Asashoryu has struggled with his confidence, moving tentatively about the raised-ring, since an embarrassing defeat to compatriot Kyokutenho on the third day of the 15-day meet.
The 22-year-old from Ulan Bator immediately got locked at the ring’s center and had a heated tussle with the No. 2 maegashira before he was able to nozzle up for an outside leg trip that moved him to 4-1.
Meanwhile, Chiyotaikai was never tricked by a sidestepping Takanonami (2-3) in the penultimate bout and maintained his three-way tie with journeymen Kotoryu and Jumonji at 5-0.
The ozeki further eased his relegation worries, quickly ramming Takanonami over the bales before any kind of counterattack could be mustered by the top-dog maegashira.
Musoyama redeemed some much-needed respect for a beleaguered ozeki camp notching his first win of the meet against Shimotori. The ozeki, however, still appeared unsure of himself as he bellied out the third-ranked grappler to move to 1-4.

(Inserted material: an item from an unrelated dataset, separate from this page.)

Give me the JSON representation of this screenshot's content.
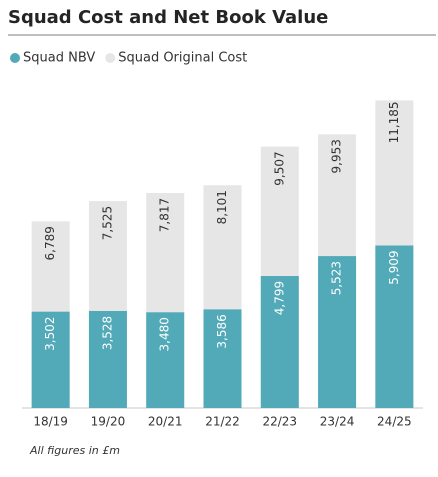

In the day’s upset, a late charge at the faceoff cost Kaio his bout against the bulldozing Dejima. The komusubi swiftly pounded the ozeki over the edge to his second loss.
The “kadoban” ozeki needs eight wins to keep his ranking after missing the past two meets with an arm injury.
Wakanosato (3-2), who has returned to the rank of sekiwake after an impressive 11-4 mark in January, made a weak attempt at defense against Wakanoyama (2-3), backpedaling out for his first ever loss to the fourth-ranked grappler.
Fellow sekiwake Kotomitsuki (2-3) faired no better, tumbling face forward onto the clay as he was yanked down by komusubi Tosanoumi (3-2).
Takamisakari did his best to excite himself and the crowd but again was more bark than bite. The No. 2 maegashira was promptly flung headlong to his fourth loss by sixth-ranked Iwakiyama (3-2).